Particles of PF-AAE w/ AAETL resampling when the backflip occurs (4.2 s):

PF-AAE demo results error

Particles of PF-AAE w/ uniform resampling when the backflip occurs (4.2 s):

PF-AAE demo results error

Datasets

This work has been tested with the following two datasets:

  • YCB_Video: used for the 3D models of the objects being tracked.
  • Pascal VOC 2012: used for the augmentation of the input images during training.

We use Pyrender + EGL for object rendering. Differently from the original AugmentedAutoencoder code, this renderer permits to use 3D models with textures. Please, make sure that the mesh vertices are expressed in meters before launching the training procedure.

Code structure

The main changes from the original AugmentedAutoencoder code are in the following files:

├── auto_pose
│   ├── ae
│   │   ├── ae_latent_exploration.py
│   │   ├── ae_latent_study.py
│   │   ├── cfg
│   │   │   └── train_template_aae.cfg
│   │   │   └── train_template_aae_tl.cfg
│   │   └── ...
│   ├── pf
│   │   ├── pf_generate_sequences.py
│   │   ├── pfilter_aae.py
│   │   ├── pfilter.py
│   │   ├── pf_tracking_sequences.py
│   │   └── utils.py
│   ├── renderer
│   │   └── renderer.py
│   └── ...
├── scripts
│   ├── ae_embedding
│   ├── ae_latent_exploration
│   ├── ae_latent_study
│   ├── ae_training
│   ├── pf_sequences
│   └── pf_tracking
├── setup.py
└── ...

We provide hereafter a brief overview of the code structure:

  • auto_pose/ae contains some new code to train and study the AAETL architecture, along with the original AAE.
  • auto_pose/pf contains the main code that implements the PF-AAE architecture.
  • auto_pose/renderer contains the interface with Pyrender, which supports textured models.
  • scripts contains some examples of shell scripts to configure and use the PF-AAE, AAE, AAETL architectures.

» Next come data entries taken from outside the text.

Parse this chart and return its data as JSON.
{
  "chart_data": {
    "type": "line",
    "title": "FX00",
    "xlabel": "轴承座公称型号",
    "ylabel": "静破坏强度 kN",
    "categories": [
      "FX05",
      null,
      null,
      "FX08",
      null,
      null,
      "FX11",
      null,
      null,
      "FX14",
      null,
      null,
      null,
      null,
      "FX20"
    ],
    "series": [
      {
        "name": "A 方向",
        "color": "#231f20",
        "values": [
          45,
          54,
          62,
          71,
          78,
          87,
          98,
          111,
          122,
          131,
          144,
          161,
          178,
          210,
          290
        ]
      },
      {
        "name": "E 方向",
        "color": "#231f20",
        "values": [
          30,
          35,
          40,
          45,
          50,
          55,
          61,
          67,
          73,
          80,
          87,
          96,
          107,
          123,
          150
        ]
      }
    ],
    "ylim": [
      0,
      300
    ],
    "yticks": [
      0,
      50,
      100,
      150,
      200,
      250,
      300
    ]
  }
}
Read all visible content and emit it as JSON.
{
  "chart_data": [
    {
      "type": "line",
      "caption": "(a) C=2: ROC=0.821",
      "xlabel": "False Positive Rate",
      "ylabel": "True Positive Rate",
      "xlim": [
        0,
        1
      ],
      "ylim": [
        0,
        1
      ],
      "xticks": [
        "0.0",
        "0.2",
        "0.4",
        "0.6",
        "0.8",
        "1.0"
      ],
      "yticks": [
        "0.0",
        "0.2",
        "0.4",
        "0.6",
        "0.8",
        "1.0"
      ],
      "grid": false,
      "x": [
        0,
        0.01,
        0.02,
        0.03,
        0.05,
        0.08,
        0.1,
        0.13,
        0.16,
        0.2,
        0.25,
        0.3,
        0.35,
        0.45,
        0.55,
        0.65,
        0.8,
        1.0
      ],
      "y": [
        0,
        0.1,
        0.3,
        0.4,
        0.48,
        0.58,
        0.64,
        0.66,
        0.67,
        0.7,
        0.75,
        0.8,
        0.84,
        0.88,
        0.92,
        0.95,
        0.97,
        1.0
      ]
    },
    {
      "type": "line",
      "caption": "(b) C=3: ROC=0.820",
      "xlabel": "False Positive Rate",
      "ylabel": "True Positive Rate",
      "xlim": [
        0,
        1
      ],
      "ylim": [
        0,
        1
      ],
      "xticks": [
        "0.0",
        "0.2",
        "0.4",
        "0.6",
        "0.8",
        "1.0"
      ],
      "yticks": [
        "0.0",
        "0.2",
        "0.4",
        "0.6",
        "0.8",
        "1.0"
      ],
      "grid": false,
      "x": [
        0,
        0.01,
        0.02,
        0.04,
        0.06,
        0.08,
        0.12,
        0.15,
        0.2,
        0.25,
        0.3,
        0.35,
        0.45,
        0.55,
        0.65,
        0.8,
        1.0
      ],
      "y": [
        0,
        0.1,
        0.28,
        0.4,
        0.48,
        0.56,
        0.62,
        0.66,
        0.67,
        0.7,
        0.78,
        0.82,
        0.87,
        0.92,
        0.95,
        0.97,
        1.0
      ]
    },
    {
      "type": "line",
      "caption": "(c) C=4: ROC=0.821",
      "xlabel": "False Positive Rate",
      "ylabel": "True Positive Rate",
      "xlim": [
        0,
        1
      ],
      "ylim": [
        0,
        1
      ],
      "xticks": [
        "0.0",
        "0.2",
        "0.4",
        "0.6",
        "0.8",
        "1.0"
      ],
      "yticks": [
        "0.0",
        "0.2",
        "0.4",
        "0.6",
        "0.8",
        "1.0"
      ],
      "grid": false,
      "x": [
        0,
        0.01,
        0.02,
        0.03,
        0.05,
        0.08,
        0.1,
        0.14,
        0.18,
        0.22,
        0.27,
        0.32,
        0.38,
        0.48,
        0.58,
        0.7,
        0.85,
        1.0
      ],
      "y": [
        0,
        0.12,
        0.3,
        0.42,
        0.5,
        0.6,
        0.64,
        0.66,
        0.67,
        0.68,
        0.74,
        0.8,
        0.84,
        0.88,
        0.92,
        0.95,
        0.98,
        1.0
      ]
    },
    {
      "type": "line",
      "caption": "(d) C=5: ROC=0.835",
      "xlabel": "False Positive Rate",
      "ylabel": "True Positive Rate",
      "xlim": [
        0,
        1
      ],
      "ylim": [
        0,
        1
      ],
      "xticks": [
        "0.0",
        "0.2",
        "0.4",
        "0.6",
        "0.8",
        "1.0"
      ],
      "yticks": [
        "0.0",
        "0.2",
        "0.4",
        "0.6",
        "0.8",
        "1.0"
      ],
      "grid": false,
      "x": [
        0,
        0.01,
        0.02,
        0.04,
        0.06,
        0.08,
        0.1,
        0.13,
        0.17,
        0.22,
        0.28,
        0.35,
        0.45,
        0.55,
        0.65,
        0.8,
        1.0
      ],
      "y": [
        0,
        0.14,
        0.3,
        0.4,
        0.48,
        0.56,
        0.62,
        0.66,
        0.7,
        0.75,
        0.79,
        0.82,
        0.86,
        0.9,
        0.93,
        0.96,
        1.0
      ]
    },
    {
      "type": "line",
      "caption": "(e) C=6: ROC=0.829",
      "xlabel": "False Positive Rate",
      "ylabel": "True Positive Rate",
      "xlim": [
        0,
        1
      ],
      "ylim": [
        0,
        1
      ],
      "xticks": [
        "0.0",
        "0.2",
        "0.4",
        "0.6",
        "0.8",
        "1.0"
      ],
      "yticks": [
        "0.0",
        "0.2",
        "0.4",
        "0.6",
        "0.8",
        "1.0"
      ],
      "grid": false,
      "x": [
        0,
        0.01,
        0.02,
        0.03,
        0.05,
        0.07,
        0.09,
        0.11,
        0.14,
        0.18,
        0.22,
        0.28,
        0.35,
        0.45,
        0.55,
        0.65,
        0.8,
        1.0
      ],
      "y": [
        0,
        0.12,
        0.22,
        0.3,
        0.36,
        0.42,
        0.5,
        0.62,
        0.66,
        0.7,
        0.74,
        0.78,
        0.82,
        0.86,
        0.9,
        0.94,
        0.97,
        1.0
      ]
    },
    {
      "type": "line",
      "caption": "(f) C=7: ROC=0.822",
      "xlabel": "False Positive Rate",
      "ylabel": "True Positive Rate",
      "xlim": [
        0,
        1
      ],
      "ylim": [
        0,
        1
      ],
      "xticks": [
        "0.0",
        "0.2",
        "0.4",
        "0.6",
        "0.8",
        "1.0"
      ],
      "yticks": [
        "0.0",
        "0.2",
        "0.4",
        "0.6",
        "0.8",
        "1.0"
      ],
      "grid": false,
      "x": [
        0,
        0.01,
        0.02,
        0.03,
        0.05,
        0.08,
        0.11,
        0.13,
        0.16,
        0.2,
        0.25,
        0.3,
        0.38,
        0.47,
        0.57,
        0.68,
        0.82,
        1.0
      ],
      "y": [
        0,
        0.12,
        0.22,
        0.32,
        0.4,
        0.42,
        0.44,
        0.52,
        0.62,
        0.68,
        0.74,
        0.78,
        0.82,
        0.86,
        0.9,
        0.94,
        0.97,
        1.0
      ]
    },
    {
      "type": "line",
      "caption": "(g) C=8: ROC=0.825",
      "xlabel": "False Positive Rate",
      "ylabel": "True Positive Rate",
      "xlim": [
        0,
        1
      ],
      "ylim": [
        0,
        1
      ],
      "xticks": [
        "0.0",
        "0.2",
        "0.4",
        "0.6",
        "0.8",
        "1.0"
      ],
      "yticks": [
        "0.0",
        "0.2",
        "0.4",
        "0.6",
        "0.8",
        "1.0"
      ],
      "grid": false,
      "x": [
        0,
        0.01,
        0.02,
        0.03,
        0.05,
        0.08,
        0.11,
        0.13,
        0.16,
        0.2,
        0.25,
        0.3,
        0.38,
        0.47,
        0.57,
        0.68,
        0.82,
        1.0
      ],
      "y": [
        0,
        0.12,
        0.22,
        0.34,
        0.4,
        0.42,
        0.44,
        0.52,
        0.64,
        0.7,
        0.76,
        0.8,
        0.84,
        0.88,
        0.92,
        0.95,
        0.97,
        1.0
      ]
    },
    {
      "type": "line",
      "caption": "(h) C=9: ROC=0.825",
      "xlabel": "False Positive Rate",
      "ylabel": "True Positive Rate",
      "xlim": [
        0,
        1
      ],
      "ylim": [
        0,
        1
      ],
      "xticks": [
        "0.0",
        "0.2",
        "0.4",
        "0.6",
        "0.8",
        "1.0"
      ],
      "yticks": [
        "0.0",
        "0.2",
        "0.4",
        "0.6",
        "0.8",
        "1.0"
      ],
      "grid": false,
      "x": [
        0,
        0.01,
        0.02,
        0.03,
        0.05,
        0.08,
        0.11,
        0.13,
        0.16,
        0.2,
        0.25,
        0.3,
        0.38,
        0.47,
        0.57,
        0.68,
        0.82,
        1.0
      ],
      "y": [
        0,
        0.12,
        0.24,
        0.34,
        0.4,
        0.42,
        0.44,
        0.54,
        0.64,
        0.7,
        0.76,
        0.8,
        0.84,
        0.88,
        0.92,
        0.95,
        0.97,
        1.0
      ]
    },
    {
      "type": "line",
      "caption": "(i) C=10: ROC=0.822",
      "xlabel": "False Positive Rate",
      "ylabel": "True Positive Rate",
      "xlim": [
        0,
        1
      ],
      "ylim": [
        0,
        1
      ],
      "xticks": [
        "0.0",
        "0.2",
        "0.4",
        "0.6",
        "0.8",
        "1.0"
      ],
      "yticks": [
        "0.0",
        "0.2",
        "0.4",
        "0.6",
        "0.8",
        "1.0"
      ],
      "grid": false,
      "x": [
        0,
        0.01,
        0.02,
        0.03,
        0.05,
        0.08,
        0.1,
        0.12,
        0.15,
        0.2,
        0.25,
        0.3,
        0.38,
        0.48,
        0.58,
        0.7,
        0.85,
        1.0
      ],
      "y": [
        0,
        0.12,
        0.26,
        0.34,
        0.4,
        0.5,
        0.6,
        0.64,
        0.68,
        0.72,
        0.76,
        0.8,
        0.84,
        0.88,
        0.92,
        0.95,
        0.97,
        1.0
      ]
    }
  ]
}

We refer to the code documentation for more details.

Acknowledgments

This project has been developed during my internship at the Istituto Italiano di Tecnologia (IIT), within the Humanoid Sensing and Perception group (HSP). I am sincerely thankful to my supervisors for all their support and suggestions to carry out the work.

License

This code is licensed under MIT License, see the LICENSE file for more details.

References

[1] Martin Sundermeyer, Zoltan-Csaba Marton, Maximilian Durner, Manuel Brucker, and Rudolph Triebel, Implicit 3D Orientation Learning for 6D Object Detection from RGB Images, The European Conference on Computer Vision (ECCV), September 2018.

[2] Xinke Deng, Arsalan Mousavian, Yu Xiang, Fei Xia, Timothy Bretl, and Dieter Fox, PoseRBPF: A Rao–Blackwellized Particle Filter for 6-D Object Pose Tracking, 2019.

[3] Simo Särkkä, Bayesian Filtering and Smoothing. Cambridge University Press, USA. 2013.